金氏徹平の新作もまた、絵画=彫刻=写真の三連星として成立している。今回のメインである「絵画」(あるいは壁面)作品の上にコラージュされている要素は、彫刻の部分写真、様々な描線(フリーハンド、直線、ストライプ、ストローク)やパターン(網目、スプレー、擦過や剥離の痕跡、幾何学形態)、さらにその描線やパターン自体の写真であるが、これらが重層しつつ同時に、物理的に盛り上がった三次元性と二次元的なイリュージョンのあいだで、正の形態(シール)と負の形態(シールを取った残りの台紙)のあいだで、さらに光沢と反射が視線をはねかえす部分と吸収する部分のあいだで、めくるめく展開を見せ、ところどころで矛盾しあっている。上から転写されたイメージと無関係に画面上に浮かび上がる筆跡は、名画の複製画にランダムにつけられた偽の筆跡のようであり、皮膚下の血管のようでもある。成功したコラージュとして、全体は複雑を極めた多重性を示しつつ、どの層をも特定させることがない。画面上で展開するこの豊かなダイバーシティ(矛盾しあう方向性の共存)は、トゥオンブリよりは晩年のポルケ作品を連想させ、その質は写真に写らない類のものである。写真に撮ると、物質感やサイズ感、その場の光の加減や変化が消えて、作品の風通しが良く、つまり単純になってしまうから、作品画像を信用してはならない。

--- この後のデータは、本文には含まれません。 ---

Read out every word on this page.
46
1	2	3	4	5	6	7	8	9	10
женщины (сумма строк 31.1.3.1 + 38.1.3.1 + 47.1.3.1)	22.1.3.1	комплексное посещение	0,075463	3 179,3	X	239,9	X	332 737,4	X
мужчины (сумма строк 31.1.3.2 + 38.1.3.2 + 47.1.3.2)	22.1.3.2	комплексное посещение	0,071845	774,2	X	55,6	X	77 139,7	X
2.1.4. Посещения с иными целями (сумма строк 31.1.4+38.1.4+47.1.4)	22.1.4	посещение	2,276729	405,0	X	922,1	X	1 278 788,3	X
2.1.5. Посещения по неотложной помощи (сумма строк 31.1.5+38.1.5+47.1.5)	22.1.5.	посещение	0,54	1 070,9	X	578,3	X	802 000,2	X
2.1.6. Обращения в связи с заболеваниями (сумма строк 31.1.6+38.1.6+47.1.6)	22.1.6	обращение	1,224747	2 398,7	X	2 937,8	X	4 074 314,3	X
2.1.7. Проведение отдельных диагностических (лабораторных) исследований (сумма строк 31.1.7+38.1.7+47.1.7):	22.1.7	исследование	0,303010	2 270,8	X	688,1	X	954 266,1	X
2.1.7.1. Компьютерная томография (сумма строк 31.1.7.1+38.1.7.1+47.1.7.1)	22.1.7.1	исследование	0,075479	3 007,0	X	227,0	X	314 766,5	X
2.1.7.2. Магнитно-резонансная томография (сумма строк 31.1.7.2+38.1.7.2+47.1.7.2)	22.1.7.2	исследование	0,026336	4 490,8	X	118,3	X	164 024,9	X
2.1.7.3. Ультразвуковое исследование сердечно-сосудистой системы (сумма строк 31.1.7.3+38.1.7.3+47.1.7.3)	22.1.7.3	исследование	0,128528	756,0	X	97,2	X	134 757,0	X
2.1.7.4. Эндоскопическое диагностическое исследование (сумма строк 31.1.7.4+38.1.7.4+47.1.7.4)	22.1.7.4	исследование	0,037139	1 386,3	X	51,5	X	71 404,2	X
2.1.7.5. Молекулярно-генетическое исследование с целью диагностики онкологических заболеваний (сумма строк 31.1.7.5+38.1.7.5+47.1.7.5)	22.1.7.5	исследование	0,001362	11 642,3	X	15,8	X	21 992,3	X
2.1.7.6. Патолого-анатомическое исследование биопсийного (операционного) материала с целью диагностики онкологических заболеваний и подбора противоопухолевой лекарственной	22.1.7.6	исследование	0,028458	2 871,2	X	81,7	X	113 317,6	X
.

絵画に写真が混じり込んでおり、壁面作品も床置き作品もコラージュの方法でつくられていることは自明として、それで終わりではない。ふたたび、トゥオンブリの彫刻とは、レディメイド(日用品、廃物、既存の形態)
をコラージュ(組み合わせ)して、新たなフレームを与え(白くペイントし、台座に載せる)、ブロンズで複製するというもので、その基本形は墓標、つまり、かつて何かがそこに存在した徴であることが本質であった。写真もまた、「かつてあった」レディメイドの被写体を、世界から切り取り(フレーミング)、レイヤーのコラージュとして提示し(スティーグリッツの写真のほとんどは小平面・小矩形のコラージュとして理解できる)、それを複製する。トゥオンブリの彫刻とは写真なのだ。
金氏の彫刻(=絵画=写真)もまた、レディメイドをコラージュしてできている。「白いペイント」は初期作品の「雪」として現れていたし、台座もないわけではない。しかしその形態はより多彩で、トゥオンブリのような基本形は見出せず、ブロンズによる複製はありえないだろう。金氏作品が写真とつながるルートは独特のものである。それは作品の部分面に穴を開けて、それを正の形態(切り取られた部分)と負の形態(穴の開いた残りの面)に分割し「対」にすることである。写真とは、世界の分身をつくることなのだ。金氏のすべての作品は、いまでなくともいつか、ここでなくともどこかに、「対」となる分身を持ち、そこへつながっているので完結しない。「穴」は物理的な穴であるとともに、全作品を共約するミクロの外部なのである。
新たな舞台でデビューした「絵画」作品には、まだまだ発展が期待される。例えば、2008年に秋田で初めて発表された、「絵画」的な白いコラージュ作品には穴が開いていた。いっぽう今回の平面は堅固に閉じており「穴」は開いていない。「画面」の統一性は保たれているが、そんな留保は必要か……等々。